He says bye and I walk out onto the sidewalk, staring at a cupcake shop. I’m not gonna lie, I wouldn’t mind buying a dozen, sitting down on the park bench, and stuffing my face until the pain just goes away.
Cade comes out and unlocks the truck. He tries to open the door for me, but as soon as he hits the key fob, I grab the handle.
Before I shut the door, I turn to face him. “Can you just take me back to Sunrise Bay?”
He nods and rounds the back of the truck. Just as I was starting to warm up to him, he had to go and bring up something painful.
Cade drops me off at the sewing store without saying much else. During the drive to Sunrise Bay, I came to the conclusion that a bookstore would be a great way to earn a living. But I’d need to cash in my 401k from my job in order to afford to renovate. My dad would never give me a loan. Even if he entertained it, Mom would say hell no, hoping it would drive me back to Connecticut.
So after I get some large garbage bags from Handyman Haven and get rid of some of the stuff I’m positive Clara won’t want, I stop the anxiety brewing inside me, deciding it’s time to call home and tell my parents my plan. The last thing I want is my mom showing up in Sunrise Bay. I dial and put the phone on speaker.
My mom answers immediately, as she usually does. “Presley, how are things?”
“Good.”
“When are you coming home? I was just talking to—”
“Mom.”
She’s silent. She knows. The woman knows me better than I know myself. She never could get pregnant, but her motherly instincts never fail her. “You’re staying.”
See? I told you. I inhale a deep breath, waiting for the inevitable lecture. “I have to.”
“You don’t have to,” she says coldly.
I know she’s hurt, and she’s scared. But I hope she can see this as something I need to do. “I want to. I want to start over and find my place in the world, carve out a life for myself.”

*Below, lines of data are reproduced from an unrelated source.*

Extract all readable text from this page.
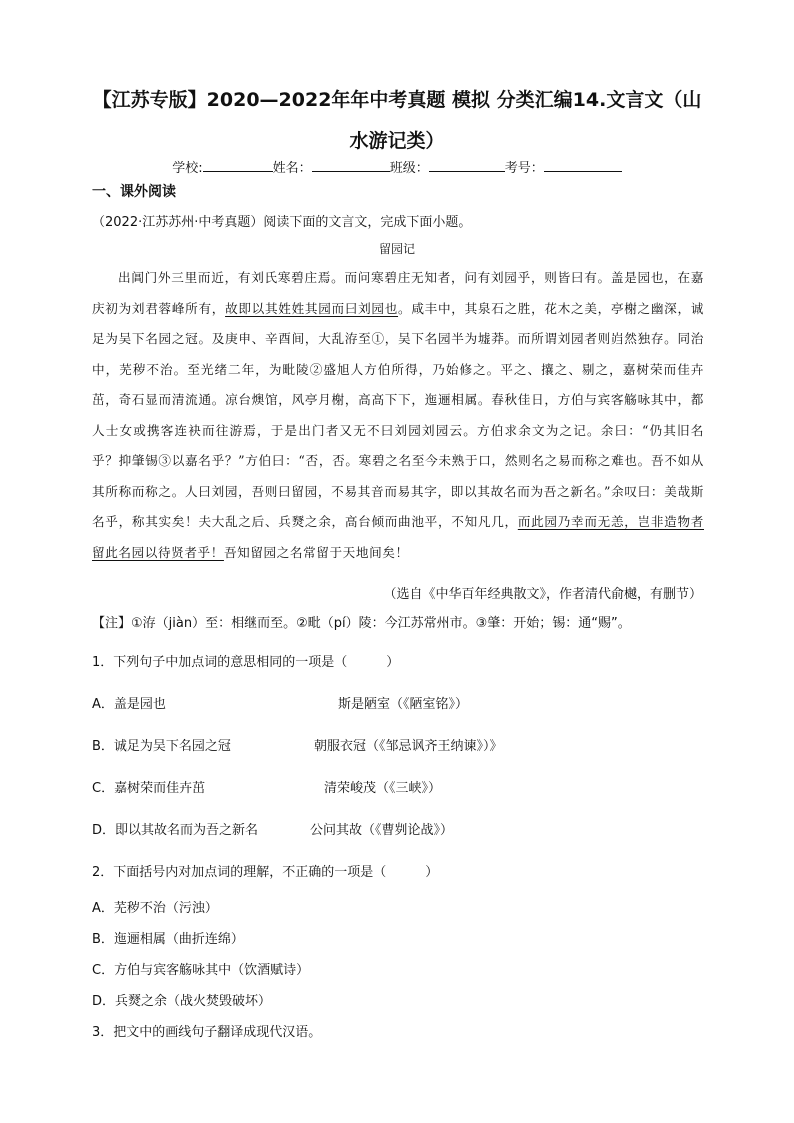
【江苏专版】2020—2022年年中考真题 模拟 分类汇编14.文言文（山
水游记类）
学校:	姓名：	班级：	考号：
一、课外阅读
（2022·江苏苏州·中考真题）阅读下面的文言文，完成下面小题。
留园记
出阊门外三里而近，有刘氏寒碧庄焉。而问寒碧庄无知者，问有刘园乎，则皆曰有。盖是园也，在嘉庆初为刘君蓉峰所有，故即以其姓姓其园而曰刘园也。咸丰中，其泉石之胜，花木之美，亭榭之幽深，诚足为吴下名园之冠。及庚申、辛酉间，大乱洊至①，吴下名园半为墟莽。而所谓刘园者则岿然独存。同治中，芜秽不治。至光绪二年，为毗陵②盛旭人方伯所得，乃始修之。平之、攘之、剔之，嘉树荣而佳卉茁，奇石显而清流通。凉台燠馆，风亭月榭，高高下下，迤逦相属。春秋佳日，方伯与宾客觞咏其中，都人士女或携客连袂而往游焉，于是出门者又无不曰刘园刘园云。方伯求余文为之记。余曰：“仍其旧名乎？抑肇锡③以嘉名乎？”方伯曰：“否，否。寒碧之名至今未熟于口，然则名之易而称之难也。吾不如从其所称而称之。人曰刘园，吾则曰留园，不易其音而易其字，即以其故名而为吾之新名。”余叹曰：美哉斯名乎，称其实矣！夫大乱之后、兵燹之余，高台倾而曲池平，不知凡几，而此园乃幸而无恙，岂非造物者留此名园以待贤者乎！吾知留园之名常留于天地间矣！
（选自《中华百年经典散文》，作者清代俞樾，有删节）
【注】①洊（jiàn）至：相继而至。②毗（pí）陵：今江苏常州市。③肇：开始；锡：通“赐”。
1．下列句子中加点词的意思相同的一项是（　　　）
A．盖是园也	斯是陋室（《陋室铭》）
B．诚足为吴下名园之冠	朝服衣冠（《邹忌讽齐王纳谏》）》
C．嘉树荣而佳卉茁	清荣峻茂（《三峡》）
D．即以其故名而为吾之新名	公问其故（《曹刿论战》）
2．下面括号内对加点词的理解，不正确的一项是（　　　）
A．芜秽不治（污浊）
B．迤逦相属（曲折连绵）
C．方伯与宾客觞咏其中（饮酒赋诗）
D．兵燹之余（战火焚毁破坏）
3．把文中的画线句子翻译成现代汉语。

“Then go to Boston, go to New York. Start over closer to home. You don’t have to start over in their town.”
My heart breaks for my mom. “This is where the opportunity is. Clara gave me her half, although I’d really like to pay her back. I’m going to cash in my 401k so that I can renovate the space. I want to open a bookstore and gear it toward fiction. Have a kids section and a teen section. Get kids wanting to read early.”
I plead my best case. Mom was the driving force behind me becoming a reader. She pushed me when my literacy was lower than average. She’s the one who spurred the love of the written word inside me.
“You always loved your books. Are you sure that’s not what you’re doing now, sweetie?”
“What do you mean?” I ask, rolling a spool of thread back and forth under my fingers on the table.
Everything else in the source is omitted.